Mehrere Mitglieder des Rates der Europäischen Zentralbank gaben an, dass sie bei der Sitzung im Juli nicht gegen eine Zinserhöhung gewesen wären, und führten dafür die eintrüdenden Daten an, die die Notwendigkeit einer strengeren Geldpolitik unterstreichen. Die EZB hatte im Juni zum ersten Mal seit fast drei Jahren die Leitzinsen angehoben, bevor sie im Juli ihren Kurs brach.
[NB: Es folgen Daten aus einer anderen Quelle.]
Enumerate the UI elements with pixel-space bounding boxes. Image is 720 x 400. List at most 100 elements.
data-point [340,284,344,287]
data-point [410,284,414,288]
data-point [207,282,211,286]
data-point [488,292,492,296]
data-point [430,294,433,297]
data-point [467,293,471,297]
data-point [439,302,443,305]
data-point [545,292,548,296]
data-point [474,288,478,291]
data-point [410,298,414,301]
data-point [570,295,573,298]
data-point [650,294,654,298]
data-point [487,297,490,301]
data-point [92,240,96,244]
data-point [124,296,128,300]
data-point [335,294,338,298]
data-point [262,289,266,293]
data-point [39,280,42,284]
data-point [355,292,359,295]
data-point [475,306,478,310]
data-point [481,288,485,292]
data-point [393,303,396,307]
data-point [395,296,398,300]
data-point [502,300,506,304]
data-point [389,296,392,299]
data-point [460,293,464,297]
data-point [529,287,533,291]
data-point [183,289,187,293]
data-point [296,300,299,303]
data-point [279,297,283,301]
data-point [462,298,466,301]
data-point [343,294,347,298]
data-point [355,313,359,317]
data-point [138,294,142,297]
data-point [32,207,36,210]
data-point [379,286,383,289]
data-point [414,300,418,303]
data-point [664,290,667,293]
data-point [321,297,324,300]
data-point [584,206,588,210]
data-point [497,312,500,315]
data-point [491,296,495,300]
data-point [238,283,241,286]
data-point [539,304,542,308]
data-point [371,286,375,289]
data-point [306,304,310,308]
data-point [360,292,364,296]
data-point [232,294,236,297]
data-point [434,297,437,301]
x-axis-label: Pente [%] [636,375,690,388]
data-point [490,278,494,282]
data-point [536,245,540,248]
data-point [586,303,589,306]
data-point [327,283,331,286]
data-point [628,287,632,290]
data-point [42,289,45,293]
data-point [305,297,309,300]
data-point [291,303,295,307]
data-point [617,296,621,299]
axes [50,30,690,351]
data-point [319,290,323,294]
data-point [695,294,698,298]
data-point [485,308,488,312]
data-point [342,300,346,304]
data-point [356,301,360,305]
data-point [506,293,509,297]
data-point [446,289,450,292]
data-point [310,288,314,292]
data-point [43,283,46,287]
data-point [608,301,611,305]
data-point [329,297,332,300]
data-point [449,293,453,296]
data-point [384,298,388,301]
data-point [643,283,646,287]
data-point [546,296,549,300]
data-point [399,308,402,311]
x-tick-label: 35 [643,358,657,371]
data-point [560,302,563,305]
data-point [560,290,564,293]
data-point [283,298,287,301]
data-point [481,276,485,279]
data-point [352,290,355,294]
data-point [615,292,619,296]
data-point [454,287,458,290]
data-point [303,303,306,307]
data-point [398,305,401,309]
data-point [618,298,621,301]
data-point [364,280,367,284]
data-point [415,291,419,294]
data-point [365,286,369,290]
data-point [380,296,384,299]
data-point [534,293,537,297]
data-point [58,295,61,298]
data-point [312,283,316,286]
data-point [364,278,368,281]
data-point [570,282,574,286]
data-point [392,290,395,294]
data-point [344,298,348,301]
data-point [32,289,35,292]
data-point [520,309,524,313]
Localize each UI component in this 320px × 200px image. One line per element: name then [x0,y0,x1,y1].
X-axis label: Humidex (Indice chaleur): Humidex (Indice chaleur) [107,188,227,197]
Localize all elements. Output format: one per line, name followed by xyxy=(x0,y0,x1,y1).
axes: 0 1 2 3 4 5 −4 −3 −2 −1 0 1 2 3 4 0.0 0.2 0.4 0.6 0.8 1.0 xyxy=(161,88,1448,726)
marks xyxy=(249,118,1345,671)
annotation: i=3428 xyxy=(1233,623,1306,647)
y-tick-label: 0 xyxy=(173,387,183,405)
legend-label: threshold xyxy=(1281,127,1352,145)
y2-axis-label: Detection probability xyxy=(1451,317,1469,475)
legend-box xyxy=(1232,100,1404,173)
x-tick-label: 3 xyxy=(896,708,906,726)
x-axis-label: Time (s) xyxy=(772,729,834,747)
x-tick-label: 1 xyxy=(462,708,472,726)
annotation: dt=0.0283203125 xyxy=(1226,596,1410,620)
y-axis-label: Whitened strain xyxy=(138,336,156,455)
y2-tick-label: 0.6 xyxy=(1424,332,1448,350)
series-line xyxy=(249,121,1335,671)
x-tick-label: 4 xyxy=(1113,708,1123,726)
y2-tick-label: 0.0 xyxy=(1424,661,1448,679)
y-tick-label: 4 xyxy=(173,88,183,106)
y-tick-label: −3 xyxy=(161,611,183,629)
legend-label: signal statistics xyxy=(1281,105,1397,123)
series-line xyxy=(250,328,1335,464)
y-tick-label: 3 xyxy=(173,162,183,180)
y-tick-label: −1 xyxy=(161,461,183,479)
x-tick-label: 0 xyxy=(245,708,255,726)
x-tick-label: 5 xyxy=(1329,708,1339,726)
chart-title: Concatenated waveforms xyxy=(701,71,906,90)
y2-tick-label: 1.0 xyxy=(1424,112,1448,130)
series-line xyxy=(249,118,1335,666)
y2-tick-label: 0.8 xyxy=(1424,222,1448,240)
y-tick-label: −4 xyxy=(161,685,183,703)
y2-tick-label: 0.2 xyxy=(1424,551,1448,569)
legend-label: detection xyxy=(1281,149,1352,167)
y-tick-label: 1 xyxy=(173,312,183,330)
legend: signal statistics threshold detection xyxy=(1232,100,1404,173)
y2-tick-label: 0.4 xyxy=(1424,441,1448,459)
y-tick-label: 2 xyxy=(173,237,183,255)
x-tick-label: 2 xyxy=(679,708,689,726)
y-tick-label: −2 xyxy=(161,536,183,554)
Die nächste Entscheidung wird am 10. September auf einer Sitzung ausserhalb der EZB-Geschäftsstätte in Berlin erwartet, wo eine Anhebung von den Investoren schon fast als gesichert angenommen wird.
Die Inflation im Eurogebiet lag im letzten Monat bei 2,9 %, weiterhin über dem 2,0%-Ziel der EZB. Dominique Strauss-Kahn, Mitglied des EZB-Eksekutivkomitees, sagte in einem Interview, dass der langwierige Konflikt im Mittleren Osten und die widerstandsfähige Wirtschaftsentwicklung der Region nach oben drücken auf die Preise. Er argumentierte, dass ein höherer Leitzins notwendig sein könnte, um diesen Drucken entgegenzuwirken.
Reuters berichtet, dass mehrere Mitglieder des Governing Council die Zeit für eine weitere Erhöhung als passend empfinden. Drei mit der Angelegenheit vertraute Personen gaben an, dass die Beamten bereit sind, den Leihkurs von 2,25% auf 2,50% zu erhöhen, um die Nachwirkungen des Konflikts mit Iran zu mindern.